3. Examine whether existing processes support your goals

If you want to innovate successfully, you need an integral innovation process that is both highly collaborative and guiding. On the one hand, you need to involve all stakeholders in the innovation process to create buy-in and to pursue a common goal. On the other hand, a limited group must make the crucial decisions so that it doesn't go on forever if there are disagreements.
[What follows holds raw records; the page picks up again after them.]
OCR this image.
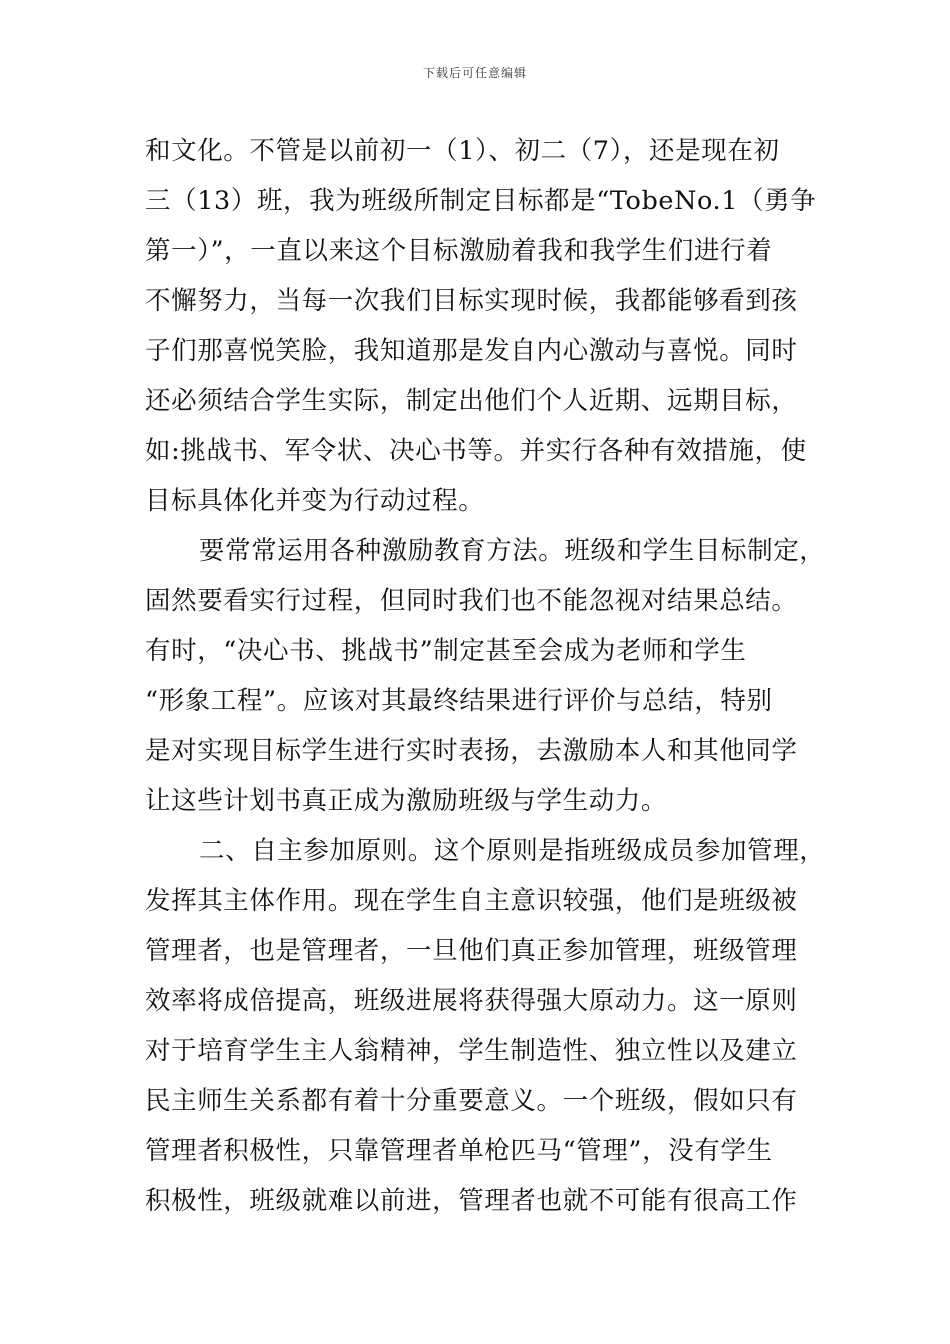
下载后可任意编辑
和文化。不管是以前初一（1）、初二（7），还是现在初
三（13）班，我为班级所制定目标都是“TobeNo.1（勇争
第一）”，一直以来这个目标激励着我和我学生们进行着
不懈努力，当每一次我们目标实现时候，我都能够看到孩
子们那喜悦笑脸，我知道那是发自内心激动与喜悦。同时
还必须结合学生实际，制定出他们个人近期、远期目标，
如:挑战书、军令状、决心书等。并实行各种有效措施，使
目标具体化并变为行动过程。
要常常运用各种激励教育方法。班级和学生目标制定，
固然要看实行过程，但同时我们也不能忽视对结果总结。
有时，“决心书、挑战书”制定甚至会成为老师和学生
“形象工程”。应该对其最终结果进行评价与总结，特别
是对实现目标学生进行实时表扬，去激励本人和其他同学
让这些计划书真正成为激励班级与学生动力。
二、自主参加原则。这个原则是指班级成员参加管理，
发挥其主体作用。现在学生自主意识较强，他们是班级被
管理者，也是管理者，一旦他们真正参加管理，班级管理
效率将成倍提高，班级进展将获得强大原动力。这一原则
对于培育学生主人翁精神，学生制造性、独立性以及建立
民主师生关系都有着十分重要意义。一个班级，假如只有
管理者积极性，只靠管理者单枪匹马“管理”，没有学生
积极性，班级就难以前进，管理者也就不可能有很高工作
With a structured, documented and facilitated innovation process, you can ensure that both removing frictions and creating added value with internal and external stakeholders are structurally embedded in your organization. How many people assume that innovation starts with the search for new ideas? This while idea generation only comes into play in the middle of the process.

- Philippe Martens

4. Have different departments work together on innovation projects

Without efficiency no innovation, without exploitation no exploration. The intertwining of exploitation and exploration is increasingly seen as the success factor for organizations. But how do you organize? Establishing an "innovation cell" does not necessarily lead to innovation. Furthermore, too strict a separation of exploitation and exploration can lead to a conflict within organizations, one that can culminate in an "innovation procession of Echternach."

A better approach is: 'Together We Achieve More': create a supportive context that combines the various exploitation and exploration insights in one team. Successful innovation requires different perspectives and is based on input from different departments. Sales leaders hear the daily needs of customers, marketing sees opportunities to use new distribution channels, R&D sees new technological opportunities, etc. Create the right context for exploitation as well as exploration.

- Nele Cannaerts

5. Research what your customer needs and what they are willing to pay for it

Many innovation processes start from the different features a product can have. Here lies the danger of launching a high-quality product that is too extensive and too expensive for those who need it or does not have the right features for those who can afford them. To best match your product to the real needs of your customer, you need to research what they are willing to pay for certain features.

You do this by closely involving your customer in your innovation process, through a user survey, for example. This often reveals elements that your company previously classified as 'unimportant'. During this user research you can also sound out the amount the customer is willing to pay if you would omit or add certain features. This gives you a first guideline to work with.

- Andries Reymer

6. Create inspiring "space" for your employees

There are several ways to create space for your employees: mental, physical and financial. You create mental space by not filling employees' work schedules 100% with exploitation-oriented tasks. Your employees should be given time to learn about new technologies and new markets, to engage with interesting stakeholders, observe interesting actions, etc. Ideally, a physical space is also available to support this.

In addition, provide a budget that employees can use to visit trade shows or make purchases to try things out, for example. These resources can be classified as an investment cost from the preconceived vision. Anything invested in them will lead to smarter employees. And it is these, smarter employees, who ultimately realize innovation.

- Andries Reymer

So, get started with these 6 elements....

1. Vision & strategy
2. Culture
3. Process
4. Team
5. User Centered Design
6. Inspiration

...And make a success of your innovation projects.